De kinderrechter kan een ondertoezichtstelling verlengen indien er goede redenen voor zijn, zoals vastgelegd in het Burgerlijk Wetboek. Het hof heeft vastgesteld dat de moeder zich inspant voor de ontwikkeling van [kind 2], maar dat er nog steeds zorgen zijn over zijn welzijn en ontwikkeling. De moeder heeft hulp gezocht en is bezig met het vinden van een nieuwe school voor [kind 2] na haar verhuizing. Echter, de hulpverlening is nog niet op gang gekomen en er zijn zorgen over de zindelijkheid van [kind 2], die mogelijk voortkomen uit een trauma.

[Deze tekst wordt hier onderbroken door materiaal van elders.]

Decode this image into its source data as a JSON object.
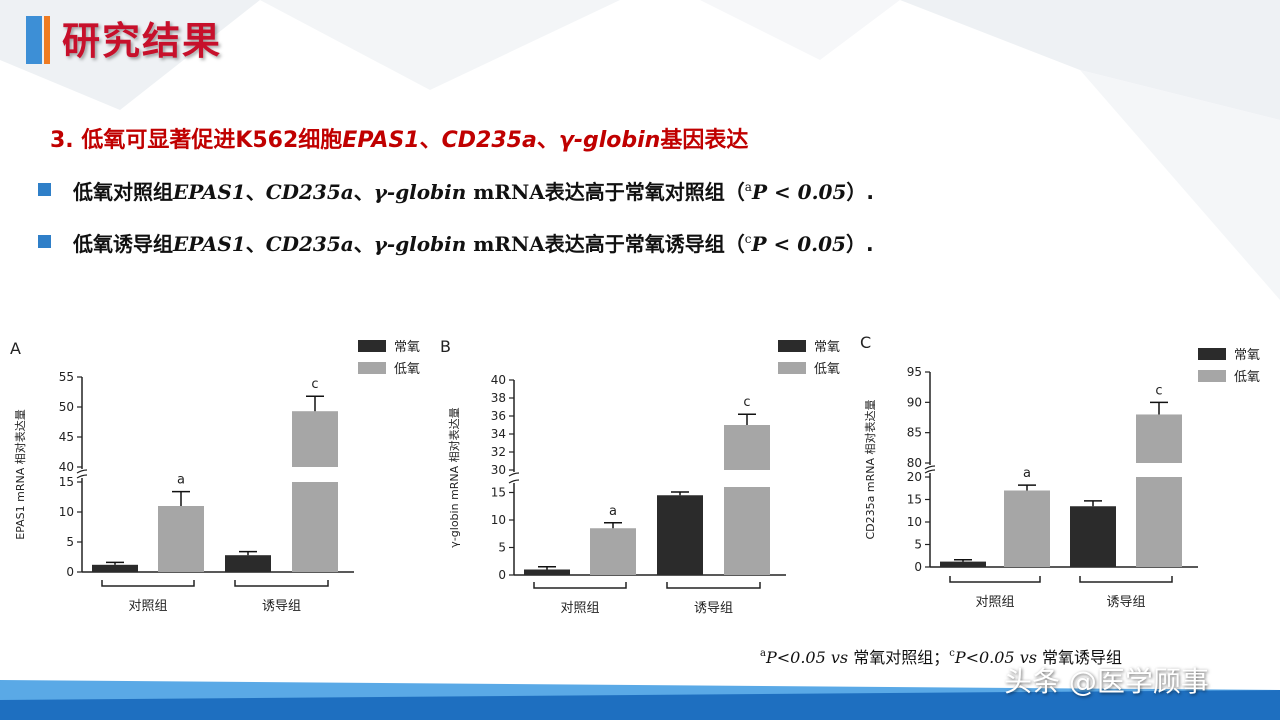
{
  "slide": {
    "title": "研究结果",
    "subtitle_prefix": "3. 低氧可显著促进K562细胞",
    "subtitle_g1": "EPAS1",
    "subtitle_sep1": "、",
    "subtitle_g2": "CD235a",
    "subtitle_sep2": "、",
    "subtitle_g3": "γ-globin",
    "subtitle_suffix": "基因表达",
    "bullet1": {
      "prefix": "低氧对照组",
      "g1": "EPAS1",
      "sep1": "、",
      "g2": "CD235a",
      "sep2": "、",
      "g3": "γ-globin",
      "mrna": " mRNA",
      "text": "表达高于常氧对照组（",
      "sup": "a",
      "p": "P < 0.05",
      "end": "）."
    },
    "bullet2": {
      "prefix": "低氧诱导组",
      "g1": "EPAS1",
      "sep1": "、",
      "g2": "CD235a",
      "sep2": "、",
      "g3": "γ-globin",
      "mrna": " mRNA",
      "text": "表达高于常氧诱导组（",
      "sup": "c",
      "p": "P < 0.05",
      "end": "）."
    },
    "footnote": {
      "sup_a": "a",
      "part1": "P<0.05 ",
      "vs1": "vs",
      "part2": " 常氧对照组；",
      "sup_c": "c",
      "part3": "P<0.05 ",
      "vs2": "vs",
      "part4": " 常氧诱导组"
    },
    "watermark": "头条 @医学顾事"
  },
  "colors": {
    "title_red": "#c7102b",
    "subtitle_red": "#c00000",
    "bullet_blue": "#2f7fc8",
    "normoxia": "#2b2b2b",
    "hypoxia": "#a6a6a6"
  },
  "chart_data": [
    {
      "panel": "A",
      "type": "bar",
      "ylabel": "EPAS1 mRNA 相对表达量",
      "groups": [
        "对照组",
        "诱导组"
      ],
      "legend": [
        "常氧",
        "低氧"
      ],
      "axis_break": {
        "lower": [
          0,
          15
        ],
        "upper": [
          40,
          55
        ]
      },
      "lower_ticks": [
        0,
        5,
        10,
        15
      ],
      "upper_ticks": [
        40,
        45,
        50,
        55
      ],
      "series": [
        {
          "name": "常氧",
          "values": [
            1.2,
            2.8
          ],
          "errors": [
            0.4,
            0.6
          ]
        },
        {
          "name": "低氧",
          "values": [
            11.0,
            49.3
          ],
          "errors": [
            2.4,
            2.5
          ]
        }
      ],
      "labels": [
        {
          "series": 1,
          "group": 0,
          "text": "a"
        },
        {
          "series": 1,
          "group": 1,
          "text": "c"
        }
      ]
    },
    {
      "panel": "B",
      "type": "bar",
      "ylabel": "γ-globin mRNA 相对表达量",
      "groups": [
        "对照组",
        "诱导组"
      ],
      "legend": [
        "常氧",
        "低氧"
      ],
      "axis_break": {
        "lower": [
          0,
          16
        ],
        "upper": [
          30,
          40
        ]
      },
      "lower_ticks": [
        0,
        5,
        10,
        15
      ],
      "upper_ticks": [
        30,
        32,
        34,
        36,
        38,
        40
      ],
      "series": [
        {
          "name": "常氧",
          "values": [
            1.0,
            14.5
          ],
          "errors": [
            0.5,
            0.6
          ]
        },
        {
          "name": "低氧",
          "values": [
            8.5,
            35.0
          ],
          "errors": [
            1.0,
            1.2
          ]
        }
      ],
      "labels": [
        {
          "series": 1,
          "group": 0,
          "text": "a"
        },
        {
          "series": 1,
          "group": 1,
          "text": "c"
        }
      ]
    },
    {
      "panel": "C",
      "type": "bar",
      "ylabel": "CD235a mRNA 相对表达量",
      "groups": [
        "对照组",
        "诱导组"
      ],
      "legend": [
        "常氧",
        "低氧"
      ],
      "axis_break": {
        "lower": [
          0,
          20
        ],
        "upper": [
          80,
          95
        ]
      },
      "lower_ticks": [
        0,
        5,
        10,
        15,
        20
      ],
      "upper_ticks": [
        80,
        85,
        90,
        95
      ],
      "series": [
        {
          "name": "常氧",
          "values": [
            1.2,
            13.5
          ],
          "errors": [
            0.4,
            1.2
          ]
        },
        {
          "name": "低氧",
          "values": [
            17.0,
            88.0
          ],
          "errors": [
            1.2,
            2.0
          ]
        }
      ],
      "labels": [
        {
          "series": 1,
          "group": 0,
          "text": "a"
        },
        {
          "series": 1,
          "group": 1,
          "text": "c"
        }
      ]
    }
  ]
}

Het hof concludeert dat de ondertoezichtstelling noodzakelijk blijft om ervoor te zorgen dat de benodigde hulp en behandeling voor [kind 2] wordt geboden. De beslissing van de kinderrechter wordt bekrachtigd, en de ondertoezichtstelling wordt verlengd, met de mogelijkheid om in de toekomst te kijken naar vrijwillige hulpverlening als de situatie verbetert.